While ChatGPT helps generate texts, paragraphs, letters, emails, articles and essays, one of the major implementations of ChatGPT in the future could be in search engines. People usually search with questions on search engines expecting some quicker straightforward answers, however, the capability of search engines is limited to providing links to the articles. Google has done a fantastic job at generating questions related to key search terms and providing excerpts from various articles which is often useful. However, ChatGPT can take this a step forward with direct answers and also responses that feel more like an interaction. But then, calling it a ‘Google killer’ doesn’t seem plausible. It is unlikely that ChatGPT will completely replace search engines in the future. While it is capable of generating human-like responses to questions, search engines like Google have a broader range of capabilities and use complex algorithms to provide relevant and accurate results. ChatGPT is designed to generate text-based responses, while search engines are designed to retrieve relevant information from the internet. While ChatGPT can provide answers to questions, search engines provide a wider range of information and resources. Google has a strong hold on the search engine market and is constantly updating its algorithms to improve results. Search engines will use language models like ChatGPT to enhance search results, however, currently, it doesn’t seem like it will replace search engines entirely. 

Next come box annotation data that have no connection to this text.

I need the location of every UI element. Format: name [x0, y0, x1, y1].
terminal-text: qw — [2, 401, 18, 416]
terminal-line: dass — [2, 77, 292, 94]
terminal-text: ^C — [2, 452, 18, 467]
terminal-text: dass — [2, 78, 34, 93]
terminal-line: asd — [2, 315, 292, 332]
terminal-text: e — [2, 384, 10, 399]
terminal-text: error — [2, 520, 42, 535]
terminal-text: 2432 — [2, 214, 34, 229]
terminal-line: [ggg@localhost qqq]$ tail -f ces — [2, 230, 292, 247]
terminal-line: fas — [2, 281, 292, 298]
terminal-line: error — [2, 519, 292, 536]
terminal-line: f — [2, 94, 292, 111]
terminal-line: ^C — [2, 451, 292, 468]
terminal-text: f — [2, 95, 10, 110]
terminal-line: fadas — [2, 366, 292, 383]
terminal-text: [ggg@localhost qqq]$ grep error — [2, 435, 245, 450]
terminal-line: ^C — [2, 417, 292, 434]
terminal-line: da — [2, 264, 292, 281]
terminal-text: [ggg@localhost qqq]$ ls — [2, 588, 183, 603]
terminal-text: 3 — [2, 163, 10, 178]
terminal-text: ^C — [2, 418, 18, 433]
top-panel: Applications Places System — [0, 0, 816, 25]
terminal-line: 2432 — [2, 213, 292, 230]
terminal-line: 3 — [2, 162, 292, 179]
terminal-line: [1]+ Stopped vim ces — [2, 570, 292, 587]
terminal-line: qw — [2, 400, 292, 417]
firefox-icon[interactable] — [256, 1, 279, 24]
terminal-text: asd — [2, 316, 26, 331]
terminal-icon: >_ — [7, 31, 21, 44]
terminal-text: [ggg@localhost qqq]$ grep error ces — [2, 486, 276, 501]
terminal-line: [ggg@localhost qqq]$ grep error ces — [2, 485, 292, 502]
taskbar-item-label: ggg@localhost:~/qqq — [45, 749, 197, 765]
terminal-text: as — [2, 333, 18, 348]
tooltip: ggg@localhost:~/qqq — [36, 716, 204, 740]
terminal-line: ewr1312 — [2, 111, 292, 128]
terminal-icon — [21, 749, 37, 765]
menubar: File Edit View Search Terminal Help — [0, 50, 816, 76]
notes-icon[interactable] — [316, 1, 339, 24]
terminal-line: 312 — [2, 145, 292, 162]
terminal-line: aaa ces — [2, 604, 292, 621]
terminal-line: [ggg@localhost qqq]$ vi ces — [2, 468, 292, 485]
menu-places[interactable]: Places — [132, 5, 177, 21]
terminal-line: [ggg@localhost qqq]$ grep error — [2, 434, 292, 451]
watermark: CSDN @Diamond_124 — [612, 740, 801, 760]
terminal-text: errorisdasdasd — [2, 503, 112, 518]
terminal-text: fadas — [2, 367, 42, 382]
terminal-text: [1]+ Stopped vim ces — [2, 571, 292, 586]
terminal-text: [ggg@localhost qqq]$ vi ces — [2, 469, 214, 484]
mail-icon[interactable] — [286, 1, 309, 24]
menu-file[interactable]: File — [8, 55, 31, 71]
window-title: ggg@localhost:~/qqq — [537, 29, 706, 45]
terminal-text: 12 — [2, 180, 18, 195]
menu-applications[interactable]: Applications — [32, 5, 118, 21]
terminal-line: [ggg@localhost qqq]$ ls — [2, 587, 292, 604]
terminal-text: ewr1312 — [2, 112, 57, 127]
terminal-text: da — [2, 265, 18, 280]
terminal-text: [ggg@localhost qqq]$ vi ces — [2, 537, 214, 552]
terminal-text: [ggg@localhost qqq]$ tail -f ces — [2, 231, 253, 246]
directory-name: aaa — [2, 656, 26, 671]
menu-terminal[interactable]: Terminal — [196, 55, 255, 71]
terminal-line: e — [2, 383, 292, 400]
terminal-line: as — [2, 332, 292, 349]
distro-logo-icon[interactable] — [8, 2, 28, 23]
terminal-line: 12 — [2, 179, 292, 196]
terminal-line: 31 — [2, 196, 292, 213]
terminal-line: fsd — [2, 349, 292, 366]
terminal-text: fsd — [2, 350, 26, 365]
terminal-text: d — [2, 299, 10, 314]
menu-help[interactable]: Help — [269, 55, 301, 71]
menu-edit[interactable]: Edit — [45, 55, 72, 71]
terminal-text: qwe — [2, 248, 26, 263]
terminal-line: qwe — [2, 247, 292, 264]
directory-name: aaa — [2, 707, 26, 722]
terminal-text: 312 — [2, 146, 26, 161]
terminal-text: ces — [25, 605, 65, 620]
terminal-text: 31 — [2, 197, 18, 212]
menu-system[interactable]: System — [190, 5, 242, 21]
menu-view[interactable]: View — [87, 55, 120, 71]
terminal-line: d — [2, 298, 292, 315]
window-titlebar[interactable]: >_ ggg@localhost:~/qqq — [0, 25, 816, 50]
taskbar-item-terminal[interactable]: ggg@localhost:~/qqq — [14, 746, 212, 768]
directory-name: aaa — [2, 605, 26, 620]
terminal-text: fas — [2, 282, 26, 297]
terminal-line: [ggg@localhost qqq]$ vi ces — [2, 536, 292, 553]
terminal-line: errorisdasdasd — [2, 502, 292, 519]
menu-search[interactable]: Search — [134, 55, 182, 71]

How should ChatGPT be used?

While ChatGPT is a powerful tool for generating human-like responses, it is important to understand its limitations and use it with caution. ChatGPT recreates human language by using data from the internet. However, the online data is not necessarily factual. People are often mean, wrong or even sarcastic, things that artificial intelligence may not be capable of detecting. Therefore, such chatbots should be used as a tool to answer questions, or for brainstorming captions, strategies or lists. It is important to cross-check the data. As generative AI is gaining traction, it is predicted that a new category of professionals called the ‘prompt engineers’ would replace the traditional programmers. Just the way we use search engines today, prompting generative AI will become part of our jobs in the future. However, the current version of the technology is far underdeveloped from the expectations around it. An email or text composed by ChatGPT cannot be distinguished from one composed by a human, however, the human ability to put tough sentiments into flawless sentences cannot be replaced. We cannot make blanket statements about when it is okay to use AI to compose personal messages, however, for people who struggle with written or spoken communication, ChatGPT can be a life-changing tool. As we increase our use of regenerative chatbots, it is important to ask ourselves, are we enhancing our communication, or deceiving and shortchanging?